O Sindicato dos Professores no Estrangeiro (SPE) declarou à Lusa estar frustrado com as propostas do Governo relativas à revisão do regime jurídico do Ensino de Português no Estrangeiro, que considera estarem muito aquém da “revolução” prometida.
O Ministro do Estado e dos Negócios Estrangeiros, Paulo Rangel, que tutela a pasta dos professores que ensinam português no estrangeiro, tinha declarado, em 18 de maio, que a proposta concreta do Executivo sobre o tema – que foi esta quarta-feira apresentada aos sindicatos – é “muito completa”.

No entanto, o Secretário Geral do SPE, Bruno Silva, em declarações à Lusa, referiu que, após a reunião que aconteceu na quarta-feira com a Secretária de Estado dos Negócios Estrangeiros e da Cooperação, Ana Isabel Xavier, no Ministério, sente frustração face à “revolução” que tinha sido prometida pelo Ministro.
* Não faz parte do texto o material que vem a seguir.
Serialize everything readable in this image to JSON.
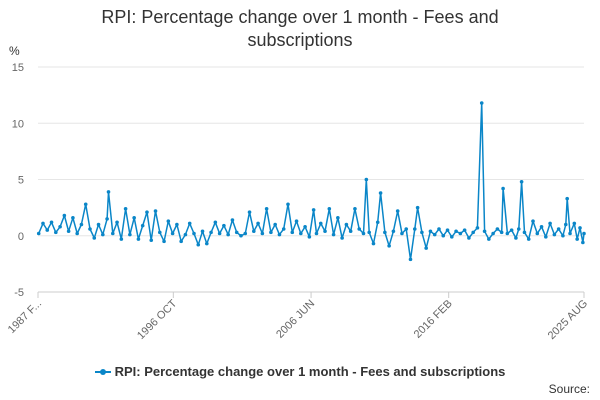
{
  "title_lines": [
    "RPI: Percentage change over 1 month - Fees and",
    "subscriptions"
  ],
  "y_unit": "%",
  "source_label": "Source:",
  "colors": {
    "series": "#0a86c8",
    "grid": "#e6e6e6",
    "axis": "#cccccc"
  },
  "chart_data": {
    "type": "line",
    "title": "RPI: Percentage change over 1 month - Fees and subscriptions",
    "ylabel": "%",
    "ylim": [
      -5,
      15
    ],
    "yticks": [
      -5,
      0,
      5,
      10,
      15
    ],
    "grid": true,
    "legend": "bottom",
    "x_range": [
      1987.25,
      2025.58
    ],
    "x_tick_labels": [
      {
        "label": "1987 F...",
        "x": 1987.08
      },
      {
        "label": "1996 OCT",
        "x": 1996.75
      },
      {
        "label": "2006 JUN",
        "x": 2006.42
      },
      {
        "label": "2016 FEB",
        "x": 2016.08
      },
      {
        "label": "2025 AUG",
        "x": 2025.58
      }
    ],
    "series": [
      {
        "name": "RPI: Percentage change over 1 month - Fees and subscriptions",
        "points": [
          [
            1987.3,
            0.2
          ],
          [
            1987.6,
            1.1
          ],
          [
            1987.9,
            0.5
          ],
          [
            1988.2,
            1.2
          ],
          [
            1988.5,
            0.3
          ],
          [
            1988.8,
            0.8
          ],
          [
            1989.1,
            1.8
          ],
          [
            1989.4,
            0.4
          ],
          [
            1989.7,
            1.6
          ],
          [
            1990.0,
            0.2
          ],
          [
            1990.3,
            1.0
          ],
          [
            1990.6,
            2.8
          ],
          [
            1990.9,
            0.6
          ],
          [
            1991.2,
            -0.2
          ],
          [
            1991.5,
            1.0
          ],
          [
            1991.8,
            0.1
          ],
          [
            1992.1,
            1.5
          ],
          [
            1992.2,
            3.9
          ],
          [
            1992.5,
            0.2
          ],
          [
            1992.8,
            1.2
          ],
          [
            1993.1,
            -0.3
          ],
          [
            1993.4,
            2.4
          ],
          [
            1993.7,
            0.1
          ],
          [
            1994.0,
            1.6
          ],
          [
            1994.3,
            -0.3
          ],
          [
            1994.6,
            0.9
          ],
          [
            1994.9,
            2.1
          ],
          [
            1995.2,
            -0.4
          ],
          [
            1995.5,
            2.2
          ],
          [
            1995.8,
            0.3
          ],
          [
            1996.1,
            -0.5
          ],
          [
            1996.4,
            1.3
          ],
          [
            1996.7,
            0.2
          ],
          [
            1997.0,
            1.0
          ],
          [
            1997.3,
            -0.5
          ],
          [
            1997.6,
            0.1
          ],
          [
            1997.9,
            1.1
          ],
          [
            1998.2,
            0.2
          ],
          [
            1998.5,
            -0.8
          ],
          [
            1998.8,
            0.4
          ],
          [
            1999.1,
            -0.7
          ],
          [
            1999.4,
            0.3
          ],
          [
            1999.7,
            1.2
          ],
          [
            2000.0,
            0.2
          ],
          [
            2000.3,
            0.9
          ],
          [
            2000.6,
            0.1
          ],
          [
            2000.9,
            1.4
          ],
          [
            2001.2,
            0.3
          ],
          [
            2001.5,
            0.0
          ],
          [
            2001.8,
            0.2
          ],
          [
            2002.1,
            2.1
          ],
          [
            2002.4,
            0.4
          ],
          [
            2002.7,
            1.1
          ],
          [
            2003.0,
            0.2
          ],
          [
            2003.3,
            2.4
          ],
          [
            2003.6,
            0.3
          ],
          [
            2003.9,
            1.0
          ],
          [
            2004.2,
            0.1
          ],
          [
            2004.5,
            0.6
          ],
          [
            2004.8,
            2.8
          ],
          [
            2005.1,
            0.3
          ],
          [
            2005.4,
            1.3
          ],
          [
            2005.7,
            0.2
          ],
          [
            2006.0,
            0.8
          ],
          [
            2006.3,
            -0.1
          ],
          [
            2006.6,
            2.3
          ],
          [
            2006.8,
            0.2
          ],
          [
            2007.1,
            1.1
          ],
          [
            2007.4,
            0.4
          ],
          [
            2007.7,
            2.4
          ],
          [
            2008.0,
            0.1
          ],
          [
            2008.3,
            1.6
          ],
          [
            2008.6,
            -0.2
          ],
          [
            2008.9,
            1.0
          ],
          [
            2009.2,
            0.4
          ],
          [
            2009.5,
            2.4
          ],
          [
            2009.8,
            0.6
          ],
          [
            2010.1,
            0.2
          ],
          [
            2010.3,
            5.0
          ],
          [
            2010.5,
            0.3
          ],
          [
            2010.8,
            -0.7
          ],
          [
            2011.1,
            1.2
          ],
          [
            2011.3,
            3.8
          ],
          [
            2011.6,
            0.3
          ],
          [
            2011.9,
            -0.9
          ],
          [
            2012.2,
            0.4
          ],
          [
            2012.5,
            2.2
          ],
          [
            2012.8,
            0.2
          ],
          [
            2013.1,
            0.6
          ],
          [
            2013.4,
            -2.1
          ],
          [
            2013.7,
            0.6
          ],
          [
            2013.9,
            2.5
          ],
          [
            2014.2,
            0.3
          ],
          [
            2014.5,
            -1.1
          ],
          [
            2014.8,
            0.4
          ],
          [
            2015.1,
            0.1
          ],
          [
            2015.4,
            0.6
          ],
          [
            2015.7,
            0.0
          ],
          [
            2016.0,
            0.5
          ],
          [
            2016.3,
            -0.1
          ],
          [
            2016.6,
            0.4
          ],
          [
            2016.9,
            0.2
          ],
          [
            2017.2,
            0.5
          ],
          [
            2017.5,
            -0.2
          ],
          [
            2017.8,
            0.3
          ],
          [
            2018.1,
            0.7
          ],
          [
            2018.4,
            11.8
          ],
          [
            2018.6,
            0.4
          ],
          [
            2018.9,
            -0.3
          ],
          [
            2019.2,
            0.2
          ],
          [
            2019.5,
            0.6
          ],
          [
            2019.8,
            0.3
          ],
          [
            2019.9,
            4.2
          ],
          [
            2020.2,
            0.2
          ],
          [
            2020.5,
            0.5
          ],
          [
            2020.8,
            -0.2
          ],
          [
            2021.0,
            0.6
          ],
          [
            2021.2,
            4.8
          ],
          [
            2021.4,
            0.3
          ],
          [
            2021.7,
            -0.3
          ],
          [
            2022.0,
            1.3
          ],
          [
            2022.3,
            0.2
          ],
          [
            2022.6,
            0.8
          ],
          [
            2022.9,
            -0.1
          ],
          [
            2023.2,
            1.1
          ],
          [
            2023.5,
            0.1
          ],
          [
            2023.8,
            0.6
          ],
          [
            2024.1,
            0.0
          ],
          [
            2024.3,
            1.0
          ],
          [
            2024.4,
            3.3
          ],
          [
            2024.6,
            0.2
          ],
          [
            2024.9,
            1.1
          ],
          [
            2025.1,
            -0.3
          ],
          [
            2025.3,
            0.7
          ],
          [
            2025.5,
            -0.6
          ],
          [
            2025.58,
            0.2
          ]
        ]
      }
    ]
  }
}
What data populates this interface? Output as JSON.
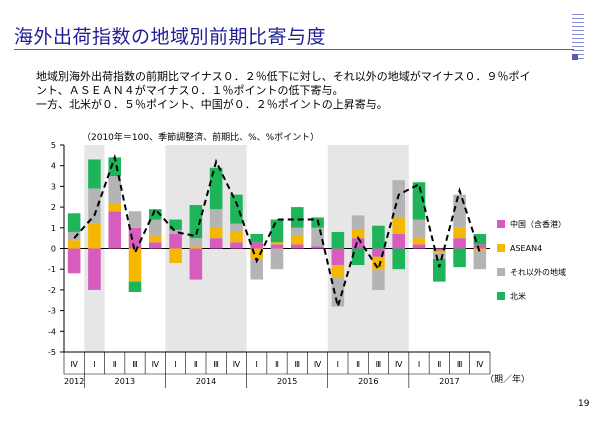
{
  "slide": {
    "title": "海外出荷指数の地域別前期比寄与度",
    "description": [
      "地域別海外出荷指数の前期比マイナス０．２％低下に対し、それ以外の地域がマイナス０．９％ポイ",
      "ント、ＡＳＥＡＮ４がマイナス０．１％ポイントの低下寄与。",
      "一方、北米が０．５％ポイント、中国が０．２％ポイントの上昇寄与。"
    ],
    "page_number": "19"
  },
  "chart_data": {
    "type": "bar",
    "stacked": true,
    "note": "（2010年＝100、季節調整済、前期比、%、%ポイント）",
    "ylim": [
      -5,
      5
    ],
    "yticks": [
      "5",
      "4",
      "3",
      "2",
      "1",
      "0",
      "-1",
      "-2",
      "-3",
      "-4",
      "-5"
    ],
    "categories": [
      "Ⅳ",
      "Ⅰ",
      "Ⅱ",
      "Ⅲ",
      "Ⅳ",
      "Ⅰ",
      "Ⅱ",
      "Ⅲ",
      "Ⅳ",
      "Ⅰ",
      "Ⅱ",
      "Ⅲ",
      "Ⅳ",
      "Ⅰ",
      "Ⅱ",
      "Ⅲ",
      "Ⅳ",
      "Ⅰ",
      "Ⅱ",
      "Ⅲ",
      "Ⅳ"
    ],
    "year_labels": [
      {
        "label": "2012",
        "start": 0,
        "end": 0
      },
      {
        "label": "2013",
        "start": 1,
        "end": 4
      },
      {
        "label": "2014",
        "start": 5,
        "end": 8
      },
      {
        "label": "2015",
        "start": 9,
        "end": 12
      },
      {
        "label": "2016",
        "start": 13,
        "end": 16
      },
      {
        "label": "2017",
        "start": 17,
        "end": 20
      }
    ],
    "shaded_ranges": [
      [
        1,
        1
      ],
      [
        5,
        8
      ],
      [
        13,
        16
      ]
    ],
    "x_unit": "（期／年）",
    "series": [
      {
        "name": "中国（含香港）",
        "color": "#d65cbe",
        "values": [
          -1.2,
          -2.0,
          1.8,
          1.0,
          0.3,
          0.7,
          -1.5,
          0.5,
          0.3,
          0.3,
          0.2,
          0.2,
          0.1,
          -0.8,
          0.5,
          -0.4,
          0.7,
          0.2,
          -0.1,
          0.5,
          0.2
        ]
      },
      {
        "name": "ASEAN4",
        "color": "#f5b800",
        "values": [
          0.4,
          1.2,
          0.4,
          -1.6,
          0.3,
          -0.7,
          0.1,
          0.5,
          0.5,
          -0.5,
          0.1,
          0.4,
          0.0,
          -0.6,
          0.4,
          -0.6,
          0.8,
          0.3,
          -0.1,
          0.5,
          -0.1
        ]
      },
      {
        "name": "それ以外の地域",
        "color": "#b4b4b4",
        "values": [
          0.4,
          1.7,
          1.3,
          0.8,
          0.8,
          0.2,
          0.4,
          0.9,
          0.4,
          -1.0,
          -1.0,
          0.4,
          0.9,
          -1.4,
          0.7,
          -1.0,
          1.8,
          0.9,
          -0.3,
          1.6,
          -0.9
        ]
      },
      {
        "name": "北米",
        "color": "#1eb45a",
        "values": [
          0.9,
          1.4,
          0.9,
          -0.5,
          0.5,
          0.5,
          1.6,
          2.0,
          1.4,
          0.4,
          1.1,
          1.0,
          0.5,
          0.8,
          -0.8,
          1.1,
          -1.0,
          1.8,
          -1.1,
          -0.9,
          0.5
        ]
      }
    ],
    "total": {
      "style": "dashed",
      "color": "#000000",
      "values": [
        0.5,
        1.6,
        4.4,
        -0.2,
        1.9,
        0.8,
        0.6,
        4.2,
        2.2,
        -0.6,
        1.4,
        1.4,
        1.4,
        -2.8,
        0.5,
        -1.0,
        2.6,
        3.1,
        -0.9,
        2.8,
        -0.2
      ]
    }
  }
}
“Nesta primeira análise que fizemos à proposta que nos foi apresentada, salientamos que as matérias que consideramos importantes, que ao longo de muitos anos temos vindo a reivindicar – e os professores têm vindo a solicitar essas alterações – nenhuma está lá nesta primeira proposta”, começou por enquadrar Bruno Silva.
Por exemplo, não foi contemplada “nenhuma redução da componente letiva a nível do trabalho com diversos níveis, nomeadamente pela idade”.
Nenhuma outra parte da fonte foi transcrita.